Following the close of the 51st Regular Meeting of Caricom Heads of Government in Saint Lucia, Prime Minister Philip J. Pierre, who chaired the four-day meeting, told journalists that rising costs were affecting every member state, though the region has little control over one key driver.
“Every island is suffering from an increase in the cost of living,” Pierre said. “But there is one factor we have no control over, which is the price of fuel.”
Prime Minister Pierre explained that governments had instead focused on sharing what has worked domestically.
“What we decide to do is we decide to share experiences among ourselves,” he said, noting that Saint Lucia and Barbados were among the islands that had already adjusted duties on select items to soften the impact on households.
Barbados Prime Minister Mia Mottley, who leads the Caribbean Single Market and Economy portfolio, shared that her government had introduced a cost-of-living allowance of $100 a month for pensioners, alongside a 30 percent increase in welfare rates, to protect the most vulnerable households from rising prices.
She said some countries were also developing apps to give consumers real-time price comparisons across stores rather than relying on outdated pricing information.
The Barbados prime minister said the region’s most significant long-term initiative to reduce living costs is a planned intra-regional ferry service aimed at cutting the cost of moving cargo between islands.
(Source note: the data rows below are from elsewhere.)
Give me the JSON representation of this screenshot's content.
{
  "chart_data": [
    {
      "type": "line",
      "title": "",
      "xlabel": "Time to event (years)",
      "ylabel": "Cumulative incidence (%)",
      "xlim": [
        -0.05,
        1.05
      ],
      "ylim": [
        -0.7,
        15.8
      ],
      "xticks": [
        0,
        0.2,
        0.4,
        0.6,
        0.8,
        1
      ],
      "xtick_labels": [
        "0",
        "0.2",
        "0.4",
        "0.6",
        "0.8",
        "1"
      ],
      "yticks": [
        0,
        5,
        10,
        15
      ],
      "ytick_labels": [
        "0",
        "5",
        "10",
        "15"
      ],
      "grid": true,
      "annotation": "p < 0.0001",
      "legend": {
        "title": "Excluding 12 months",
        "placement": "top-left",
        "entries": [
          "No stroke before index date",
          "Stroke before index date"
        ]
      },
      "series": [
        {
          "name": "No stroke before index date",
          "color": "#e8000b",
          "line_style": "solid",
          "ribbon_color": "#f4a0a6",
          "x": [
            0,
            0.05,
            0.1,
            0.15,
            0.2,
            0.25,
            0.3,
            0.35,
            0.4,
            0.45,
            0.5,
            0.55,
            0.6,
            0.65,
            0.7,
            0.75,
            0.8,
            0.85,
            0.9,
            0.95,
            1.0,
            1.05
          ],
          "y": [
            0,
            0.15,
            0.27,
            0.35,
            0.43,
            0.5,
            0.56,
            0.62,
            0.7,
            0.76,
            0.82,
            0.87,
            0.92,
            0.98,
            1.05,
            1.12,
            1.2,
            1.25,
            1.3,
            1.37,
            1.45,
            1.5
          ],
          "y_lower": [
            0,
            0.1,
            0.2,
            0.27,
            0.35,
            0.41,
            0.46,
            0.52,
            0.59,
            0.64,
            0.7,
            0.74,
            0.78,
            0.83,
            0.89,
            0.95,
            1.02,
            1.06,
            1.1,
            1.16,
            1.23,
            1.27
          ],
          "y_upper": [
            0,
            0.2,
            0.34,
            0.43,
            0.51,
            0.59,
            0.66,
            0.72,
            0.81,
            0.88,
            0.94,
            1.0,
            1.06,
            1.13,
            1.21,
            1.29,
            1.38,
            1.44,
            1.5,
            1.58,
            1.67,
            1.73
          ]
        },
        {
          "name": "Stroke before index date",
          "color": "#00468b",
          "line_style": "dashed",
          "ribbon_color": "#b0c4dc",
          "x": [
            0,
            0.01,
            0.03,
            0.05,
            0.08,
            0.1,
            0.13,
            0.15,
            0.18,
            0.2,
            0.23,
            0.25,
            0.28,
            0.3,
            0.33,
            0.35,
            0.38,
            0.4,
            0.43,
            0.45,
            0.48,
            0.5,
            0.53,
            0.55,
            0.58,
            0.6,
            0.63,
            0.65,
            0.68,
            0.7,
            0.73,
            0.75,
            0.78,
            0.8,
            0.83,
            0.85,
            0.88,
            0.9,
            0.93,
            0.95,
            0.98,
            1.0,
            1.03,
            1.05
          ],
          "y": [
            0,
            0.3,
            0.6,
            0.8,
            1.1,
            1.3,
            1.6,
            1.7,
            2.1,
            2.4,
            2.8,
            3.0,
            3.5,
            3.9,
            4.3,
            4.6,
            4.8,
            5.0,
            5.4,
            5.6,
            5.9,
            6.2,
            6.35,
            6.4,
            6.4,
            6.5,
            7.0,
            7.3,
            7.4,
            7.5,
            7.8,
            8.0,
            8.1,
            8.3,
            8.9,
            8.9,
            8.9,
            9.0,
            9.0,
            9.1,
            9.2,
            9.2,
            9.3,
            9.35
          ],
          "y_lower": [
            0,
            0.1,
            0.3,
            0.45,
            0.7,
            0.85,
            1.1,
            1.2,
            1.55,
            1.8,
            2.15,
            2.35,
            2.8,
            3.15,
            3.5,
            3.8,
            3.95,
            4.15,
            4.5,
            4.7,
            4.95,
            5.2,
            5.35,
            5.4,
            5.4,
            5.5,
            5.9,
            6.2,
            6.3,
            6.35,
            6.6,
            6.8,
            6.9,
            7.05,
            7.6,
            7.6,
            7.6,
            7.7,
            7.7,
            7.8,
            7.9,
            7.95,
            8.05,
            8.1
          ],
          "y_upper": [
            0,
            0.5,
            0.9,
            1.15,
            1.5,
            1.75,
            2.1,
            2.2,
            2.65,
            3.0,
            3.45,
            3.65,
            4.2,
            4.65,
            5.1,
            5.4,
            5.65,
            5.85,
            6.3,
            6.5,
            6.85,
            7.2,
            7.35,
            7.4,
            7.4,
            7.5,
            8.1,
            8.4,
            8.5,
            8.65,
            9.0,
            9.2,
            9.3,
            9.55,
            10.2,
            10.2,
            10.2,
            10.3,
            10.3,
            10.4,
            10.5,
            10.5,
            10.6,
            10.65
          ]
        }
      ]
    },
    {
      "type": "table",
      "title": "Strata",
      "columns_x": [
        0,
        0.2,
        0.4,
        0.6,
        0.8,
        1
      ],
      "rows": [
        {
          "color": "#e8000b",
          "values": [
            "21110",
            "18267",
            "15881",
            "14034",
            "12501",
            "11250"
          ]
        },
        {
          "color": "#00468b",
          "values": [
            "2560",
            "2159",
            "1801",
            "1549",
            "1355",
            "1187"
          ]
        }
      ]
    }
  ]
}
She said private-sector arrangements to source vessels could take up to a year, but that discussions were underway to use an existing Trinidad and Tobago vessel as a proof of concept in the Southern and Eastern Caribbean while that process continues.
“This is a work in progress,” Mottley said, adding that treaty arrangements for mutual recognition of licences and insurance would need to be finalised to allow cargo vehicles to move between ports.
Trinidad and Tobago Prime Minister Kamla Persad-Bissessar said her government was pursuing cost relief through affordable regional healthcare, pointing to a national facility for fitting artificial limbs and a fully functional children’s hospital now being made available to other Caricom nationals at reduced rates.
She said Trinidad and Tobago was also offering fully trained doctors to support health systems across member states.
Meanwhile, St Kitts and Nevis Prime Minister Dr Terrance Drew argued that the region’s cost-of-living volatility stems from an energy problem rather than a resource shortage.
“We have an energy-harnessing issue,” Dr Drew said, citing wind, solar, geothermal and wave resources still largely untapped across the Caribbean.
Dr Drew said the country intends to share that energy through an undersea cable with other islands, including Antigua and Barbuda, to help lower their electricity costs.